College football needs a championship game and one whose participants are not determined by some computer. And putting a system in place that would satisfy that objective wouldn't be all that difficult.
Some day, some year, some century, it will happen. And when it does, everything that came before it will seem like the Dark Ages.
Some blessed day college football will come to its collective senses and initiate a workable playoff plan that will culminate with the top two teams in the country playing for the national championship. Until then, the misery continues.
The Bowl Alliance and its Super Alliance successor each failed because not every Division-I conference was a participant. That was a catastrophic shortcoming.
Now we have the Bowl Championship Series, which really is no series at all. Making its debut this year, the BCS is using a complicated computer formula to rank the nation's top teams and eventually match as many of the top eight as possible in selected bowl games. The Rose, Sugar, Orange and Fiesta bowls will pick off the BCS' top teams, with the Fiesta getting this year's first- and second-ranked teams.
There's just one monumental problem: Identifying, beyond a doubt, the top two teams.
Using a computer to do it just doesn't work for the average fan. For instance, if the regular season were to end today at least four unbeaten teams -- Ohio State, Tennessee, UCLA and Kansas State -- would rightfully feel they deserve a spot in the Fiesta Bowl.
Yet a BCS computer program will resolve the issue and select the lucky two.
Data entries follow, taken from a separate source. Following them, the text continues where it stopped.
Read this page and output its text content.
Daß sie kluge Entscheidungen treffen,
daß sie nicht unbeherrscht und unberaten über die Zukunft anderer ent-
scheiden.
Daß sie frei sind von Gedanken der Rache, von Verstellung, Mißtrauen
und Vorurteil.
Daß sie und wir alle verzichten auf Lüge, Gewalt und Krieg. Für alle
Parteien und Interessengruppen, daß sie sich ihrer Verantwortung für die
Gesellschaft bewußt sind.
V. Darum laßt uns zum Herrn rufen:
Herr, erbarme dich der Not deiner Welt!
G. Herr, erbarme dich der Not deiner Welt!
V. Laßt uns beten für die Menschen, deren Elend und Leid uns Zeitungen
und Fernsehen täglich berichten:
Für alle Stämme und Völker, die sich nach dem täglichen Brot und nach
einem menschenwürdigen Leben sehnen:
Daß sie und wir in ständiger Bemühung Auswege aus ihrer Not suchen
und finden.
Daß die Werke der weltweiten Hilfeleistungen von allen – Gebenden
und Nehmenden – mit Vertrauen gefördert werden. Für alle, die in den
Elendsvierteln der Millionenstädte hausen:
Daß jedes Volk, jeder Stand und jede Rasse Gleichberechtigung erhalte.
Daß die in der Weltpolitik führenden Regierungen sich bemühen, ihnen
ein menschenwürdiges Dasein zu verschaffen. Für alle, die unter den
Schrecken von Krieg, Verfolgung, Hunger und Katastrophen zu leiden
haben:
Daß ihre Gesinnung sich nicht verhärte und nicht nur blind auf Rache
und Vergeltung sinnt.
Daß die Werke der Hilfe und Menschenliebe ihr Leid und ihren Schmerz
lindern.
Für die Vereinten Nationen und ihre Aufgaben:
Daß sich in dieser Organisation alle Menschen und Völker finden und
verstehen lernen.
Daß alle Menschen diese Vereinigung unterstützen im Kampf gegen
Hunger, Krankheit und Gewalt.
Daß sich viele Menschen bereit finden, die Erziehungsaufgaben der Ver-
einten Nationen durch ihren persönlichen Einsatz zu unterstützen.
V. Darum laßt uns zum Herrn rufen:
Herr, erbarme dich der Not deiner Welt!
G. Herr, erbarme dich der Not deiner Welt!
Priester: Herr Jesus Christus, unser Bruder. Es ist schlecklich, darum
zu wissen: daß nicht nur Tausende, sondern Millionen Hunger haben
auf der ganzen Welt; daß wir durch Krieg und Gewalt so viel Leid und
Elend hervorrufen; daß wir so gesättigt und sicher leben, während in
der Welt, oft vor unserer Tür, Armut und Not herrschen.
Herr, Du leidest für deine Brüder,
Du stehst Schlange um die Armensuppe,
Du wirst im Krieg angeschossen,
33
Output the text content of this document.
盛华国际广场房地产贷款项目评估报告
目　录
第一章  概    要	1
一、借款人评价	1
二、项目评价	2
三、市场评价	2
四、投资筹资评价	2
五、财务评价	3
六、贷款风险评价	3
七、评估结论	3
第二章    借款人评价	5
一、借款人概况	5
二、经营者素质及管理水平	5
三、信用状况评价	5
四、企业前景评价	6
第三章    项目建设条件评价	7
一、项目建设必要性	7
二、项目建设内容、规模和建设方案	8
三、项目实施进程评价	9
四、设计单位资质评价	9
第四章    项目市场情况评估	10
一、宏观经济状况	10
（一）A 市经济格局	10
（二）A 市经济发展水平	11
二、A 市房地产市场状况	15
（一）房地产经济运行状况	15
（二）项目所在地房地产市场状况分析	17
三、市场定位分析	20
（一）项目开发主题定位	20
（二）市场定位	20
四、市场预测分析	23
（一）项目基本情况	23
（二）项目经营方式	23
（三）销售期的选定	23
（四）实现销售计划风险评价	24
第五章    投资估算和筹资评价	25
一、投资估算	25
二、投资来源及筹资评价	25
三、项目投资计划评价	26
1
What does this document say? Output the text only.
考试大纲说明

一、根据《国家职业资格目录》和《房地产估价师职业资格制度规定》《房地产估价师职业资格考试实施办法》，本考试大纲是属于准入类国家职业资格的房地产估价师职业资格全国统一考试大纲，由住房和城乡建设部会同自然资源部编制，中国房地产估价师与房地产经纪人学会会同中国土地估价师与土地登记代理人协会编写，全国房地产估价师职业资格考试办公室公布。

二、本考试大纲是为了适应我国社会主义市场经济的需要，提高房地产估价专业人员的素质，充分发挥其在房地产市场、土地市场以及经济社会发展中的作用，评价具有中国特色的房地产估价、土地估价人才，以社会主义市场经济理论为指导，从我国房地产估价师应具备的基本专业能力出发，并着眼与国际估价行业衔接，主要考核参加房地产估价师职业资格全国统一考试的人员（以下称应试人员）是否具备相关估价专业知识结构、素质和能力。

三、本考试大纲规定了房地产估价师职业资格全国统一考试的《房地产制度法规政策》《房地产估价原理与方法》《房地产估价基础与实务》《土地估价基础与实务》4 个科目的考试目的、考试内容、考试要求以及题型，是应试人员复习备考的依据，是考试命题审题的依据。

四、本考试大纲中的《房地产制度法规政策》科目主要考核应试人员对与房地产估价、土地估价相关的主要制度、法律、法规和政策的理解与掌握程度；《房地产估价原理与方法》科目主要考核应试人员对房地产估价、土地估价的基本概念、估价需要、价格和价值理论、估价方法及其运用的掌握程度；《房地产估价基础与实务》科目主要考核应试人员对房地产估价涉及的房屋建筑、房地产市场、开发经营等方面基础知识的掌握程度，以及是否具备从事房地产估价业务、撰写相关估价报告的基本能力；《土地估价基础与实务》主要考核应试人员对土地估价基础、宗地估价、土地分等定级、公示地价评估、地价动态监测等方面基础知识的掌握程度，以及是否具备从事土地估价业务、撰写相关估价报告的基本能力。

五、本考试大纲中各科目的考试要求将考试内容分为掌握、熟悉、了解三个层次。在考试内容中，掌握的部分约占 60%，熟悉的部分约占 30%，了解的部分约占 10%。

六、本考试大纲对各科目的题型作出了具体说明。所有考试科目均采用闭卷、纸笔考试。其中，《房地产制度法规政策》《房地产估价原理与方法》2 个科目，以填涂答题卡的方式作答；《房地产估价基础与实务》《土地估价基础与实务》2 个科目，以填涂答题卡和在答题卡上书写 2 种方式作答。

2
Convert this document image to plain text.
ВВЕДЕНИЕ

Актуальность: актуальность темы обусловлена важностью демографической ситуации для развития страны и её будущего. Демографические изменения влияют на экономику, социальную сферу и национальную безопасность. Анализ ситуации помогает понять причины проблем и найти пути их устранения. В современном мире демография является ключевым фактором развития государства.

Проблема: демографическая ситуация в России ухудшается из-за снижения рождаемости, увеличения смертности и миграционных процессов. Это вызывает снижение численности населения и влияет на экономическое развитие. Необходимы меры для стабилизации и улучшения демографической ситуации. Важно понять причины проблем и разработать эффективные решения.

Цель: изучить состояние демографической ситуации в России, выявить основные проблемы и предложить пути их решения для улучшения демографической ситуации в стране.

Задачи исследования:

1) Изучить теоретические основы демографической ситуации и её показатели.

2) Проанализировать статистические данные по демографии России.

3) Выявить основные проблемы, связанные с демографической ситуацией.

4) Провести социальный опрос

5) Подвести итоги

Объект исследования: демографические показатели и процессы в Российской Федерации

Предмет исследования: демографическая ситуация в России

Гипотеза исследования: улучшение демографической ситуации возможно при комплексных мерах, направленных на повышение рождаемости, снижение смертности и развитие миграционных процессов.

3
The Fiesta gets the big game and the others get the scraps -- meaningless games no matter what schools are involved.
There is a solution and it's to go ahead and implement a much discussed but never enacted playoff system that takes eight top teams -- use a computer to identify them, if need be -- and have them meet in a series of games in which the winners continue to advance. Yes, that stretches the season and, yes, it keeps kids out of school, but the benefits of such a move easily outweigh the negatives.
Instead of serving as a simple showcase for two good teams, each of the major bowl games would take on added significance if the stakes were such that the winner advanced. Every game would have the heightened interest and added drama of leading toward a true national champion.
A void would be filled and the world would be a better place.
The public is not going to be content with any other alternative. It wants a legitimate champion and it wants that team to have earned that distinction on the field.